The Constitutional Court has had no real means to effect its own decisions. Apparently as a result of the political activities of the court's previous chairman, Valery Zorkin, which did much to discredit the institution as a whole, neither the new constitution nor the new law on the Constitutional Court grants the court real administrative clout. Worse, by denying any lower-ranking judicial body the right to review constitutional questions, the new legislation guarantees that the court will be immobilized by a deluge of appeals.
In addition, the temptation to raise political conflicts to a constitutional level is as great as ever. This will further dent the image of the court which already enjoys little to no public respect: In a society in which the most successful live by to their own rules, public confidence in any sort of referee is naturally low. The reality is that the revision of political rules and the delineation of administrative competence are still left to the political players themselves.
Lastly, there is the question of the constitution's legitimacy. In July, Nezavisimaya Gazeta published an analysis by Alexander Sobyanin who had been asked by Yeltsin to review the adoption of the current constitution. Sobyanin's findings indicated that the constitution had in fact failed to gather the number of votes necessary for passage in the December 1993 referendum. Subsequently Sobyanin was removed from his position and his report was, officially and publicly, treated with stony silence.
This is no surprise: For more than two years the constitutional division of powers has been the root cause of the country's political crises. Acknowledging doubts about the legitimacy of Russia's new constitution, which had been proposed by the president and which forms the basis for the current parliament's existence, would have produced a complete vacuum of political authority.
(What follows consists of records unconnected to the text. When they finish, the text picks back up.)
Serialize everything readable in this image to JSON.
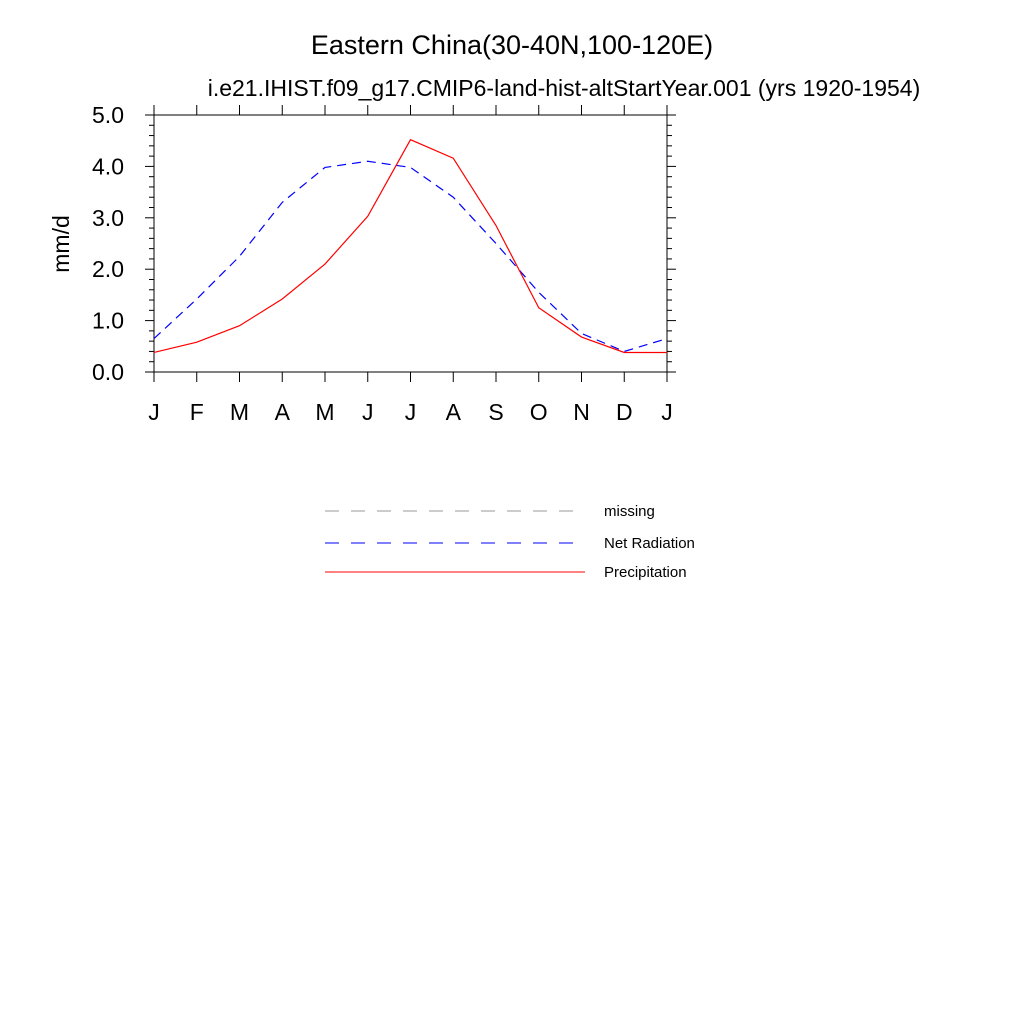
{
  "chart_data": {
    "type": "line",
    "title": "Eastern China(30-40N,100-120E)",
    "subtitle": "i.e21.IHIST.f09_g17.CMIP6-land-hist-altStartYear.001 (yrs 1920-1954)",
    "xlabel": "",
    "ylabel": "mm/d",
    "categories": [
      "J",
      "F",
      "M",
      "A",
      "M",
      "J",
      "J",
      "A",
      "S",
      "O",
      "N",
      "D",
      "J"
    ],
    "ylim": [
      0,
      5
    ],
    "yticks": [
      "0.0",
      "1.0",
      "2.0",
      "3.0",
      "4.0",
      "5.0"
    ],
    "series": [
      {
        "name": "Net Radiation",
        "color": "#0000ff",
        "style": "dashed",
        "values": [
          0.65,
          1.42,
          2.25,
          3.3,
          3.98,
          4.1,
          3.98,
          3.4,
          2.5,
          1.55,
          0.75,
          0.4,
          0.65
        ]
      },
      {
        "name": "Precipitation",
        "color": "#ff0000",
        "style": "solid",
        "values": [
          0.38,
          0.58,
          0.9,
          1.42,
          2.1,
          3.03,
          4.52,
          4.16,
          2.85,
          1.25,
          0.68,
          0.38,
          0.38
        ]
      }
    ],
    "legend": {
      "position": "bottom",
      "entries": [
        {
          "name": "missing",
          "color": "#999999",
          "style": "dashed"
        },
        {
          "name": "Net Radiation",
          "color": "#0000ff",
          "style": "dashed"
        },
        {
          "name": "Precipitation",
          "color": "#ff0000",
          "style": "solid"
        }
      ]
    },
    "grid": false
  }
}
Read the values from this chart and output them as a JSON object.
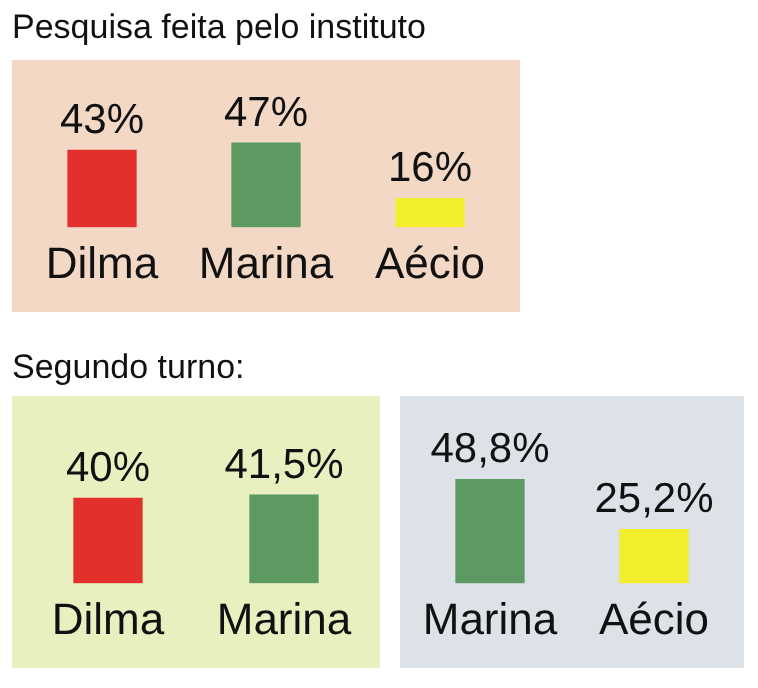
{
  "chart_data": [
    {
      "type": "bar",
      "title": "Pesquisa feita pelo instituto",
      "categories": [
        "Dilma",
        "Marina",
        "Aécio"
      ],
      "values": [
        43,
        47,
        16
      ],
      "colors": [
        "#e2312d",
        "#5d9a62",
        "#f2ee2e"
      ],
      "value_labels": [
        "43%",
        "47%",
        "16%"
      ]
    },
    {
      "type": "bar",
      "title": "Segundo turno:",
      "categories": [
        "Dilma",
        "Marina"
      ],
      "values": [
        40,
        41.5
      ],
      "colors": [
        "#e2312d",
        "#5d9a62"
      ],
      "value_labels": [
        "40%",
        "41,5%"
      ]
    },
    {
      "type": "bar",
      "categories": [
        "Marina",
        "Aécio"
      ],
      "values": [
        48.8,
        25.2
      ],
      "colors": [
        "#5d9a62",
        "#f2ee2e"
      ],
      "value_labels": [
        "48,8%",
        "25,2%"
      ]
    }
  ]
}
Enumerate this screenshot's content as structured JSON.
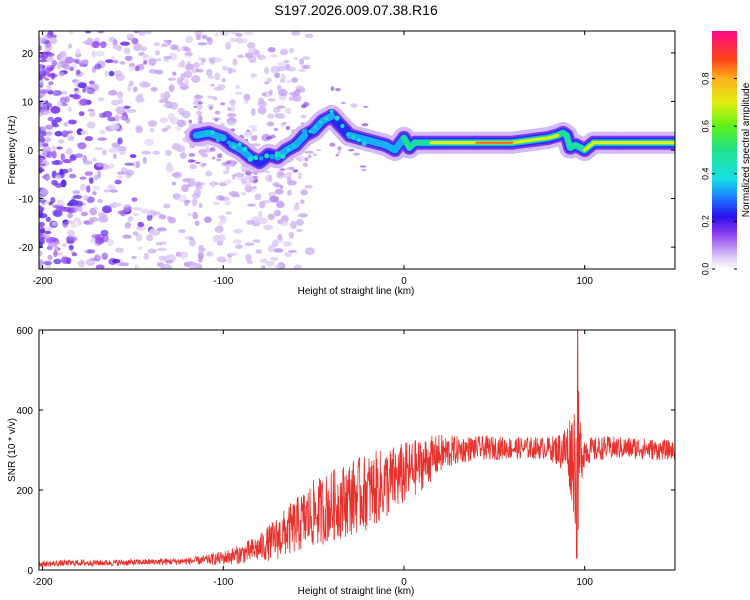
{
  "title": "S197.2026.009.07.38.R16",
  "chart_data": [
    {
      "type": "heatmap",
      "name": "spectrogram",
      "xlabel": "Height of straight line (km)",
      "ylabel": "Frequency (Hz)",
      "xlim": [
        -202,
        150
      ],
      "ylim": [
        -24.5,
        24.5
      ],
      "xticks": [
        -200,
        -100,
        0,
        100
      ],
      "yticks": [
        -20,
        -10,
        0,
        10,
        20
      ],
      "colorbar": {
        "label": "Normalized spectral amplitude",
        "range": [
          0,
          1
        ],
        "ticks": [
          "0.0",
          "0.2",
          "0.4",
          "0.6",
          "0.8"
        ]
      },
      "ridge": {
        "x": [
          -115,
          -108,
          -100,
          -95,
          -90,
          -85,
          -80,
          -75,
          -70,
          -65,
          -60,
          -55,
          -50,
          -45,
          -40,
          -35,
          -30,
          -25,
          -20,
          -15,
          -10,
          -5,
          0,
          3,
          6,
          10,
          15,
          20,
          40,
          60,
          80,
          85,
          88,
          90,
          92,
          95,
          100,
          105,
          120,
          150
        ],
        "freq": [
          3,
          3.5,
          2.5,
          1,
          0,
          -1.5,
          -2.5,
          -1,
          -1.5,
          0,
          1,
          3,
          4,
          6,
          7,
          5,
          3,
          2.5,
          2,
          1.5,
          1,
          0,
          2.5,
          0.5,
          1.5,
          1.5,
          1.5,
          1.5,
          1.5,
          1.5,
          2.5,
          3,
          3.5,
          3,
          0.5,
          1,
          0,
          1.5,
          1.5,
          1.5
        ],
        "amplitude": [
          0.3,
          0.35,
          0.3,
          0.3,
          0.35,
          0.3,
          0.25,
          0.3,
          0.3,
          0.35,
          0.35,
          0.3,
          0.3,
          0.35,
          0.3,
          0.3,
          0.3,
          0.35,
          0.35,
          0.4,
          0.4,
          0.4,
          0.45,
          0.5,
          0.5,
          0.55,
          0.6,
          0.8,
          0.85,
          0.85,
          0.8,
          0.6,
          0.5,
          0.5,
          0.45,
          0.5,
          0.6,
          0.8,
          0.85,
          0.75
        ]
      }
    },
    {
      "type": "line",
      "name": "snr",
      "xlabel": "Height of straight line (km)",
      "ylabel": "SNR (10 * v/v)",
      "xlim": [
        -202,
        150
      ],
      "ylim": [
        0,
        600
      ],
      "xticks": [
        -200,
        -100,
        0,
        100
      ],
      "yticks": [
        0,
        200,
        400,
        600
      ],
      "color": "#e8302c",
      "series": [
        {
          "name": "SNR",
          "x": [
            -202,
            -180,
            -160,
            -140,
            -120,
            -110,
            -100,
            -90,
            -80,
            -70,
            -60,
            -50,
            -40,
            -30,
            -20,
            -10,
            0,
            10,
            20,
            30,
            40,
            50,
            60,
            70,
            80,
            85,
            90,
            93,
            95,
            96,
            97,
            98,
            100,
            105,
            110,
            120,
            130,
            140,
            150
          ],
          "y": [
            15,
            18,
            18,
            20,
            22,
            25,
            30,
            40,
            55,
            80,
            110,
            140,
            160,
            180,
            195,
            215,
            240,
            265,
            290,
            300,
            305,
            305,
            305,
            305,
            305,
            300,
            300,
            290,
            280,
            240,
            270,
            295,
            300,
            300,
            305,
            305,
            305,
            300,
            300
          ],
          "spread": [
            7,
            8,
            8,
            8,
            9,
            12,
            18,
            25,
            35,
            55,
            70,
            85,
            90,
            95,
            95,
            90,
            80,
            65,
            50,
            35,
            30,
            30,
            28,
            28,
            28,
            40,
            70,
            120,
            180,
            260,
            150,
            80,
            40,
            30,
            30,
            28,
            28,
            26,
            24
          ]
        }
      ]
    }
  ]
}
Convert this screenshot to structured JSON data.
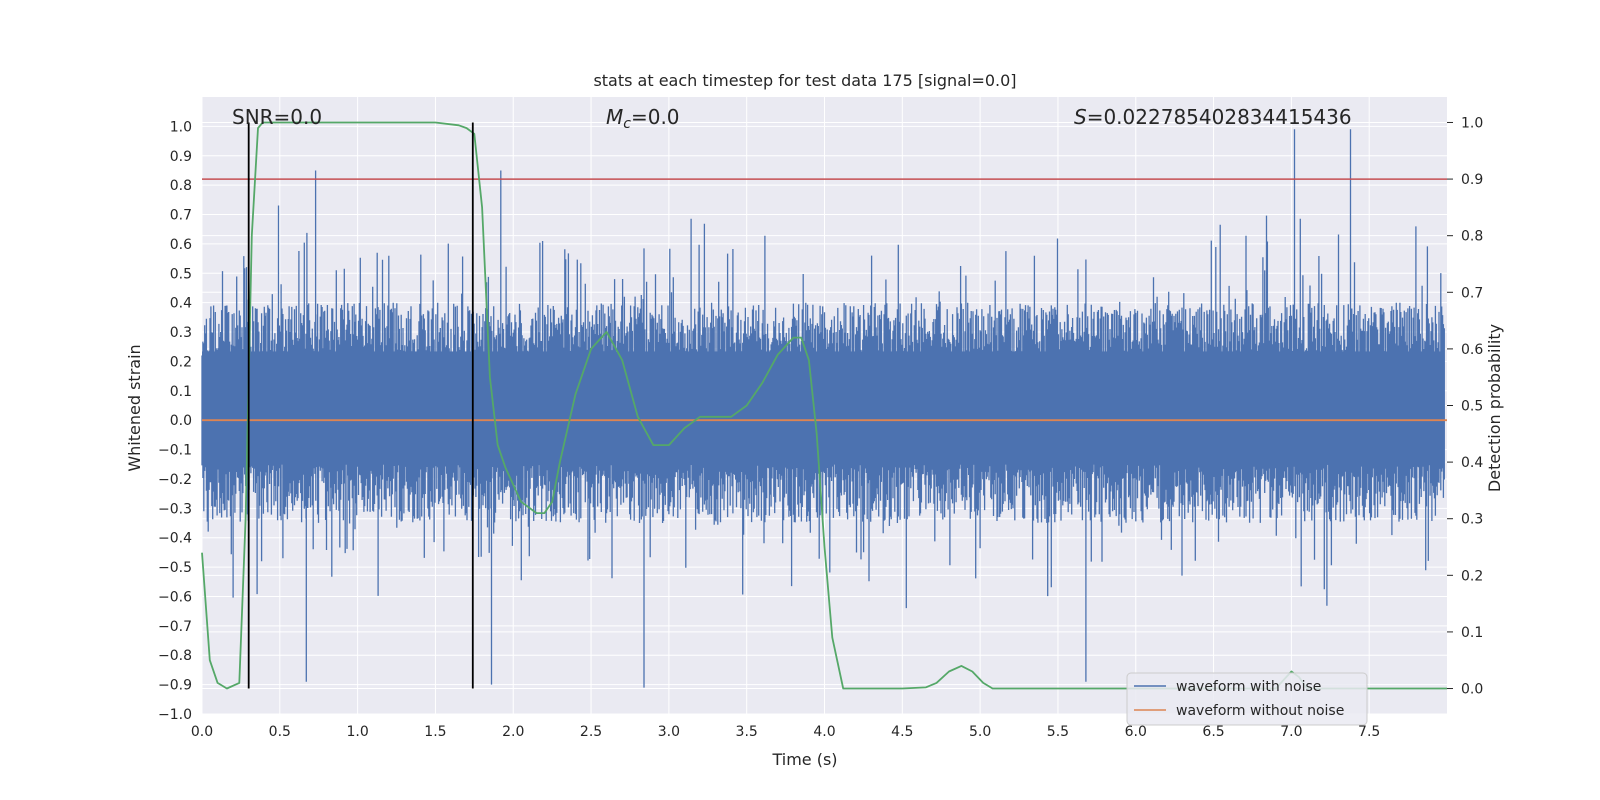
{
  "chart_data": {
    "type": "line",
    "title": "stats at each timestep for test data 175 [signal=0.0]",
    "xlabel": "Time (s)",
    "ylabel": "Whitened strain",
    "y2label": "Detection probability",
    "xlim": [
      0.0,
      8.0
    ],
    "ylim": [
      -1.0,
      1.1
    ],
    "y2lim": [
      -0.045,
      1.045
    ],
    "x_ticks": [
      0.0,
      0.5,
      1.0,
      1.5,
      2.0,
      2.5,
      3.0,
      3.5,
      4.0,
      4.5,
      5.0,
      5.5,
      6.0,
      6.5,
      7.0,
      7.5
    ],
    "x_tick_labels": [
      "0.0",
      "0.5",
      "1.0",
      "1.5",
      "2.0",
      "2.5",
      "3.0",
      "3.5",
      "4.0",
      "4.5",
      "5.0",
      "5.5",
      "6.0",
      "6.5",
      "7.0",
      "7.5"
    ],
    "y_ticks": [
      -1.0,
      -0.9,
      -0.8,
      -0.7,
      -0.6,
      -0.5,
      -0.4,
      -0.3,
      -0.2,
      -0.1,
      0.0,
      0.1,
      0.2,
      0.3,
      0.4,
      0.5,
      0.6,
      0.7,
      0.8,
      0.9,
      1.0
    ],
    "y_tick_labels": [
      "−1.0",
      "−0.9",
      "−0.8",
      "−0.7",
      "−0.6",
      "−0.5",
      "−0.4",
      "−0.3",
      "−0.2",
      "−0.1",
      "0.0",
      "0.1",
      "0.2",
      "0.3",
      "0.4",
      "0.5",
      "0.6",
      "0.7",
      "0.8",
      "0.9",
      "1.0"
    ],
    "y2_ticks": [
      0.0,
      0.1,
      0.2,
      0.3,
      0.4,
      0.5,
      0.6,
      0.7,
      0.8,
      0.9,
      1.0
    ],
    "y2_tick_labels": [
      "0.0",
      "0.1",
      "0.2",
      "0.3",
      "0.4",
      "0.5",
      "0.6",
      "0.7",
      "0.8",
      "0.9",
      "1.0"
    ],
    "annotations": {
      "snr": "SNR=0.0",
      "mc_symbol": "M",
      "mc_sub": "c",
      "mc_value": "=0.0",
      "s_symbol": "S",
      "s_value": "=0.022785402834415436"
    },
    "legend": {
      "location": "lower-right",
      "entries": [
        "waveform with noise",
        "waveform without noise"
      ]
    },
    "colors": {
      "noise": "#4c72b0",
      "clean": "#dd8452",
      "probability": "#55a868",
      "threshold": "#c44e52",
      "markers": "#000000",
      "background": "#eaeaf2",
      "grid": "#ffffff"
    },
    "threshold_probability": 0.9,
    "vertical_markers_s": [
      0.3,
      1.74
    ],
    "noise_envelope": {
      "typical_upper": 0.45,
      "typical_lower": -0.42,
      "notable_peaks": [
        {
          "t": 7.02,
          "v": 0.99
        },
        {
          "t": 7.38,
          "v": 0.99
        },
        {
          "t": 0.73,
          "v": 0.85
        },
        {
          "t": 1.92,
          "v": 0.85
        },
        {
          "t": 0.67,
          "v": -0.89
        },
        {
          "t": 1.86,
          "v": -0.9
        },
        {
          "t": 2.84,
          "v": -0.91
        },
        {
          "t": 5.68,
          "v": -0.89
        }
      ]
    },
    "series": [
      {
        "name": "waveform with noise",
        "axis": "left",
        "x": [
          0.0,
          8.0
        ],
        "y": [
          0.0,
          0.0
        ]
      },
      {
        "name": "waveform without noise",
        "axis": "left",
        "x": [
          0.0,
          8.0
        ],
        "y": [
          0.0,
          0.0
        ]
      },
      {
        "name": "detection probability",
        "axis": "right",
        "x": [
          0.0,
          0.05,
          0.1,
          0.16,
          0.24,
          0.28,
          0.32,
          0.36,
          0.39,
          0.45,
          1.0,
          1.5,
          1.65,
          1.7,
          1.75,
          1.8,
          1.85,
          1.9,
          1.95,
          2.05,
          2.15,
          2.2,
          2.25,
          2.3,
          2.4,
          2.5,
          2.6,
          2.7,
          2.8,
          2.9,
          3.0,
          3.1,
          3.2,
          3.3,
          3.4,
          3.5,
          3.6,
          3.7,
          3.8,
          3.85,
          3.9,
          3.95,
          4.0,
          4.05,
          4.12,
          4.2,
          4.5,
          4.65,
          4.72,
          4.8,
          4.88,
          4.95,
          5.02,
          5.08,
          5.2,
          6.0,
          6.9,
          7.0,
          7.05,
          7.1,
          8.0
        ],
        "y": [
          0.24,
          0.05,
          0.01,
          0.0,
          0.01,
          0.3,
          0.8,
          0.99,
          1.0,
          1.0,
          1.0,
          1.0,
          0.995,
          0.99,
          0.98,
          0.85,
          0.55,
          0.43,
          0.39,
          0.33,
          0.31,
          0.31,
          0.33,
          0.4,
          0.52,
          0.6,
          0.63,
          0.58,
          0.48,
          0.43,
          0.43,
          0.46,
          0.48,
          0.48,
          0.48,
          0.5,
          0.54,
          0.59,
          0.62,
          0.62,
          0.58,
          0.45,
          0.25,
          0.09,
          0.0,
          0.0,
          0.0,
          0.002,
          0.01,
          0.03,
          0.04,
          0.03,
          0.01,
          0.0,
          0.0,
          0.0,
          0.0,
          0.03,
          0.02,
          0.0,
          0.0
        ]
      }
    ]
  }
}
Also, the initial concerns about the new constitution -- that it provides for a strong presidency and a weak parliament with little say in the formation of the government -- seem to have been forgotten. Yeltsin is still seen by many as the symbol of democracy and reform. But the troubling question remains of who will succeed Yeltsin and inherit his far-reaching constitutional power.
Much of Russia's current tranquility is a function of a battle-weary president and a parliament too splintered to provide real opposition. And much of the credit goes to Prime Minister Viktor Chernomyrdin, who has masterfully consolidated his position while simultaneously implementing the basic principles of Yegor Gaidar's reform program. The "Chernomyrdin phenomenon," though, is really just another example of Russia's problem: Stability still depends too much on individual personalities and personal relationships. Lasting stability is yet to be institutionalized in Russia.
Richard Burger is the director of the Carnegie Endowment's Moscow center. He contributed this comment to The Moscow Times.